Однажды утром, когда дез Эссент, разглядывая свои оранжево-синие стены, рассуждал, как хорошо, должно быть, смотрятся обои в стиле византийской епитрахили, и мечтал о парче русских стихарей и узорах церковно-славянских мантий, выложенных уральскими самоцветами и жемчужными нитями, вдруг вошел врач и, проследив за взглядом дез Эссента, осведомился о самочувствии.
Дез Эссент поведал ему о своих мечтах, но едва заговорил о новых экспериментах над цветом и принципах его сочетания, как врач словно окатил его ледяным душем: объявил дез Эссенту, что если тот и осуществит свои замыслы, то, во всяком случае, не в этом доме.
И, не дав дез Эссенту опомниться, сообщил, что сделал пока только самое неотложное — привел в порядок пищеварение, а теперь пора сделать то же самое с по-прежнему дающим о себе знать неврозом, лечение которого требует годы особого ухода. Причем, добавил он, прежде чем вообще взяться за какое бы то ни было лечение, гидротерапию, к примеру, — кстати, невозможную в Фонтенее, — необходимо оставить уединение, вернуться в Париж, влиться в общую жизнь и, помимо прочего, развлекаться, как все люди.
— Но мне неинтересны их развлечения! — в негодовании воскликнул дез Эссент.

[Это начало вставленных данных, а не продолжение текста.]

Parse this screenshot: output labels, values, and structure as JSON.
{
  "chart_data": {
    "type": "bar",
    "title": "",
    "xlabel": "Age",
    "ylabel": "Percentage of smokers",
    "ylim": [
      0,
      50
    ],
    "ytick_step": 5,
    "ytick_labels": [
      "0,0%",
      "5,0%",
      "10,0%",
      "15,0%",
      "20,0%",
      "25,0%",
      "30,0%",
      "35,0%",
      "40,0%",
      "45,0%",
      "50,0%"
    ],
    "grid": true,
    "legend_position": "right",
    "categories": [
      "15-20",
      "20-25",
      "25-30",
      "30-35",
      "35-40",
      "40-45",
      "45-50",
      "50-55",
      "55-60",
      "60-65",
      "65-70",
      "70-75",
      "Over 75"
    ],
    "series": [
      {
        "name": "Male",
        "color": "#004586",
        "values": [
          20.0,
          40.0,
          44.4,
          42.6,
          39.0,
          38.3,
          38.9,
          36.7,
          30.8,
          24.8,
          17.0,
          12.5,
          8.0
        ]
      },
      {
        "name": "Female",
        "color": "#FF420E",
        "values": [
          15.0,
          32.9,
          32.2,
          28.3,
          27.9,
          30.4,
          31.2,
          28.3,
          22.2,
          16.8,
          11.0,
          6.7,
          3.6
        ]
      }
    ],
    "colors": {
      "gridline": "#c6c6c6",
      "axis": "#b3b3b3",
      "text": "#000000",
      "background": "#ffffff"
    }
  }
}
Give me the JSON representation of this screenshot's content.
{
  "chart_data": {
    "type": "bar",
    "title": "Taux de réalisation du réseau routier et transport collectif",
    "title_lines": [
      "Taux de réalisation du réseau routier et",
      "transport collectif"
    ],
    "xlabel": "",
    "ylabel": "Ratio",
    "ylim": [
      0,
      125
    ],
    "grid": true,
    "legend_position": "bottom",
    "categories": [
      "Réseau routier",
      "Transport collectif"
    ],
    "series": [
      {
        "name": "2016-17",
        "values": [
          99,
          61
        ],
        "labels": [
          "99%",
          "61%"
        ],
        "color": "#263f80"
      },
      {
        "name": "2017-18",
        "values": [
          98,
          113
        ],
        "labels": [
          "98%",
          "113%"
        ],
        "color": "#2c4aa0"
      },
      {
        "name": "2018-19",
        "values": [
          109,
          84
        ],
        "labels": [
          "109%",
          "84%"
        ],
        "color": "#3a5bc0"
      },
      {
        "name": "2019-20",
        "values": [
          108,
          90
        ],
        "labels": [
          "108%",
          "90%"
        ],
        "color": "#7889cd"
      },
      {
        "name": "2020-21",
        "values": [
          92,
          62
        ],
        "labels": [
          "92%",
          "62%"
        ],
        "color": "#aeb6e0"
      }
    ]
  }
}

Врач не стал с ним спорить, а лишь произнес, что перемена образа жизни, по его мнению, — это вопрос жизни и смерти, что, если дез Эссент не подчинится, его ожидает умопомешательство и в придачу легочное заболевание.
— Значит, это вопрос смерти или каторги! — воскликнул в отчаянии дез Эссент.
Врач, полный типично светских предрассудков, улыбнулся и, ничего не ответив, вышел.